6 - In the discussion authors should at and discuss the manuscript from Martens et al (Clin Res Cardiol. 2019 Feb 20. doi: 10.1007/s00392-019-01440-y.) that also shows a reduction in arrhythmic burden, which is linked to cardiac reverse remodeling.

As suggested, the main information of this article was added to the introduction section:

“This antiarrhythmic effect was confirmed in two other trials, in which LCZ696 therapy was associated with a significant reduction in episodes of non-sustained and sustained ventricular tachycardia, appropriate ICD shocks, premature ventricular contractions and consequently, an increase in biventricular pacing percentage (4, 5).”

and to the discussion part of the manuscript:

One previous retrospective analysis of real-world patients revealed that a higher degree of reverse remodelling was associated with a lower burden of ventricular arrhythmias, as assessed by ICD monitoring (4).”

We will be very pleased to clarify any doubt left.

Yours sincerely,

 António Valentim Gonçalves, M.D.

REFERENCES

1.         Antman EM, Green LH, Grossman W. Physiologic determinants of the electrocardiographic diagnosis of left ventricular hypertrophy. Circulation. 1979;60(2):386-96.

2.         Sundstrom J, Lind L, Andren B, Lithell H. Left ventricular geometry and function are related to electrocardiographic characteristics and diagnoses. Clinical physiology. 1998;18(5):463-70.

3.         Desai AS, McMurray JJ, Packer M, Swedberg K, Rouleau JL, Chen F, et al. Effect of the angiotensin-receptor-neprilysin inhibitor LCZ696 compared with enalapril on mode of death in heart failure patients. European heart journal. 2015;36(30):1990-7.

4.         Martens P, Nuyens D, Rivero-Ayerza M, Van Herendael H, Vercammen J, Ceyssens W, et al. Sacubitril/valsartan reduces ventricular arrhythmias in parallel with left ventricular reverse remodeling in heart failure with reduced ejection fraction. Clinical research in cardiology : official journal of the German Cardiac Society. 2019.

5.         de Diego C, Gonzalez-Torres L, Nunez JM, Centurion Inda R, Martin-Langerwerf DA, Sangio AD, et al. Effects of angiotensin-neprilysin inhibition compared to angiotensin inhibition on ventricular arrhythmias in reduced ejection fraction patients under continuous remote monitoring of implantable defibrillator devices. Heart rhythm. 2018;15(3):395-402.
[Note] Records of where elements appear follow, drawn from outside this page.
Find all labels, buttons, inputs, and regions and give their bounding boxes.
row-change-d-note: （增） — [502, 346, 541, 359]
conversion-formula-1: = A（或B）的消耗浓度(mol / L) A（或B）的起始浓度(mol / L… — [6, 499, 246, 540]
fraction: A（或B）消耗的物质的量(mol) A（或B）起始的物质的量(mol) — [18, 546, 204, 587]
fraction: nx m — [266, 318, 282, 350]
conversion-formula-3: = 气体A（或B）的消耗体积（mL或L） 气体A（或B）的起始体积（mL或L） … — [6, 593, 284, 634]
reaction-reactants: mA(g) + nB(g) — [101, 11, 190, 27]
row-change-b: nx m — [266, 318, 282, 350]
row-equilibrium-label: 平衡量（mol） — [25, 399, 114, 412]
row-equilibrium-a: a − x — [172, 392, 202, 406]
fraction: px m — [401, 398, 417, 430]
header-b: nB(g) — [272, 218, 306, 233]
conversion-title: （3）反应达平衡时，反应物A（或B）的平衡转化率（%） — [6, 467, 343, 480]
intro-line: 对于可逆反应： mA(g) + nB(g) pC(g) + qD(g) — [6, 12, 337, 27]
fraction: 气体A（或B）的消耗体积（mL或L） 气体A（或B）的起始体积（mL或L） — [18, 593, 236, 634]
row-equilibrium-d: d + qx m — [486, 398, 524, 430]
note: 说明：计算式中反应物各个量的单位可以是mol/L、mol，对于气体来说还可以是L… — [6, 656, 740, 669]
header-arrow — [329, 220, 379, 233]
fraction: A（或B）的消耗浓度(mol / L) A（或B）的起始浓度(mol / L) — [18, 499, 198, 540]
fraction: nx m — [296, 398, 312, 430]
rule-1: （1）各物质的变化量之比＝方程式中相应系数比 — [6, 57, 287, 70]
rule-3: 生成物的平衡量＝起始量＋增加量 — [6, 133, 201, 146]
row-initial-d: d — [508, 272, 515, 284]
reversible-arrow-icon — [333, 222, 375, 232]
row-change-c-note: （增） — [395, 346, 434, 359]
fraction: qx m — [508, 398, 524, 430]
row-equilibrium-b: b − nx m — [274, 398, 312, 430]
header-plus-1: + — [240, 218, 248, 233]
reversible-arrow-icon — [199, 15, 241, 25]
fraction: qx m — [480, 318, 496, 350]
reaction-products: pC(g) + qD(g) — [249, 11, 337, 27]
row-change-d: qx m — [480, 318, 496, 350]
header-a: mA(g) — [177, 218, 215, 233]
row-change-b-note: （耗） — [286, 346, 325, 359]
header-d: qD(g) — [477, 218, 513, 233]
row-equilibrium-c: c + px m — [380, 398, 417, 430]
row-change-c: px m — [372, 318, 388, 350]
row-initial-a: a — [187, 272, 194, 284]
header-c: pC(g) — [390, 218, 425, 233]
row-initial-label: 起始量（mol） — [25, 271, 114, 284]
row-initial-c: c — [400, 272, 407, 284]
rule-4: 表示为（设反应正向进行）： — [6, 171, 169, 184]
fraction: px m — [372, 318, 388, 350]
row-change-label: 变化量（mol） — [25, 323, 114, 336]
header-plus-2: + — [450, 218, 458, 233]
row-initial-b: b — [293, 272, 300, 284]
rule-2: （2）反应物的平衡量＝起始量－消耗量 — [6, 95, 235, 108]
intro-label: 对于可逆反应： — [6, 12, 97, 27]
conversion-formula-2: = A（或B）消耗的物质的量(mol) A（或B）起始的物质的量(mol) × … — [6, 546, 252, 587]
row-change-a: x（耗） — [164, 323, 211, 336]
6.         Myhre PL, Vaduganathan M, Claggett B, Packer M, Desai AS, Rouleau JL, et al. B-Type Natriuretic Peptide During Treatment With Sacubitril/Valsartan: The PARADIGM-HF Trial. Journal of the American College of Cardiology. 2019;73(11):1264-72.

Author Response File: Author Response.pdf

Round  2

Reviewer 1 Report

I thank the authors for addressing my comments. The revised manuscript has significantly improved, yet I find the language quite confusing at many points.. The English still needs editing, because in a number of places, particularly the newly written parts of the discussion, the words and phrases used are unclear and do not reflect what the authors were likely to express (e.g. lines 201-202: ‘… patients were previously doing…’, line 272, ‘… since unlikely BB …’, etc).